こんにちは。皆さんお元気ですか?どのような新年のスタートをお迎えになったでしょうか?早いもので2016年に入りもう1ヶ月が過ぎようとしています。
さて、本年度のお便りは、少し視点を変えて私たちの住む世界から遠く離れた場所、太陽系の惑星をキーワードにお届けします。暗いニュースの目立つ近年ですが、太陽に照らされて夜空に光る惑星にあやかり、私たちの2016年も明るく輝くるよう願いを込めてお便りしたいと思います。
現代イタリア語で惑星を意味する名詞はpianeta。ラテン語のplanētaから派生してできた言葉ですが、もともとはギリシア語で「さまよい行く」という意味の動詞planáōから生まれています。古くは空を移動しているように見えた天体の総称で、惑星だけでなく太陽や月も含んでいました。
古代ギリシアの天文学者プトレマイオスは地球を宇宙の中心とする天動説を唱え、地球から近い順に、月、水星、金星、太陽、火星、木星、土星、恒星と並んでいると考えました。
詩人ダンテ・アリギエーリはこの宇宙観に則り、『神曲』の中で天国界の第1~8天までを月天、水星天、金星天、太陽天、火星天、木星天、土星天、恒星天としています。
古代から地動説を唱える学者はいたものの、近代までは地球を中心とする天動説が広く信じられていました。プトレマイオスの天動説に決別し、太陽を中心とした惑星の体系を唱えて旧来の宇宙観を転回したのは、ポーランドの天文学者コペルニクスです。世界の認識に大転換を与えた地動説は社会に大きな波紋を投じました。
天文学の父と呼ばれるガリレオ・ガリレイは、コペルニクスの地動説を支持したために17世紀に宗教裁判にかけられています。ガリレオは地動説を放棄する宣誓をした後で、「E pur si muove!(それでも地球は動いている)」と独りごちたと伝えられています。
皆さんもご存じの通り、現在は太陽のまわりを回る惑星は地球を含めて8つとされています。私たちの住むTerra(地球)をのぞく7つの惑星は、Mercurio(水星)、Venere(金星)、Marte(火星)、Giove(木星)、Saturno(土星)、Urano(天王星)、Nettuno(海王星)と、イタリア語ではローマ神話の神々の名前がつけられています。地球にだけ神さまの名前がつかなかったのは、天と地、神と人間を分けていた古代の世界観の反映と言えるでしょう。
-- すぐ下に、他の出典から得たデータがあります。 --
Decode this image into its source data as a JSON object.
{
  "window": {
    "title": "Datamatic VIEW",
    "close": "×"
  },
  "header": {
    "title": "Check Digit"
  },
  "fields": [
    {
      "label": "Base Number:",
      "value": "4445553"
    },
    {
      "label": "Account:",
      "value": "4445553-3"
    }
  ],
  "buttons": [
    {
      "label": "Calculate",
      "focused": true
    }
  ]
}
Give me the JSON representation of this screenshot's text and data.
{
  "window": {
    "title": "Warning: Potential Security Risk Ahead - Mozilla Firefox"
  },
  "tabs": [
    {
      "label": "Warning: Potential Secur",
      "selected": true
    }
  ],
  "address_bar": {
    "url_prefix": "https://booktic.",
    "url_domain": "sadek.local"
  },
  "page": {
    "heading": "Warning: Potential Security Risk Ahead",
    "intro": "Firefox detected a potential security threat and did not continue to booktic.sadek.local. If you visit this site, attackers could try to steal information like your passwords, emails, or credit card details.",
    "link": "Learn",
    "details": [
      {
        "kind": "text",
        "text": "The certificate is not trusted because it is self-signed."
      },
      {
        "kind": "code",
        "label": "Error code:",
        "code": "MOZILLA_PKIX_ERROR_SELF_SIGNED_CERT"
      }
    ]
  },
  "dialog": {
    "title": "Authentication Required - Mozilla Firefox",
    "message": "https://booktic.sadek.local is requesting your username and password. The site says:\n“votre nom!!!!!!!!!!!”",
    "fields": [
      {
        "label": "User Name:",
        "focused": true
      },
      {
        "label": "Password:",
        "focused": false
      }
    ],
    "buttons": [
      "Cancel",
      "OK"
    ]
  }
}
クリスマス休暇から職場や学校に戻り一段落する1月後半あたりは、最近のヨーロッパでは1年で最もナーバスな気分に陥りやすい時期とされているとか。E pur si muove! 私たちの一喜一憂にお構いなく宇宙で回り続ける地球や惑星を思うと、悩みや不安もずいぶんと小さく感じられるかもしれませんね。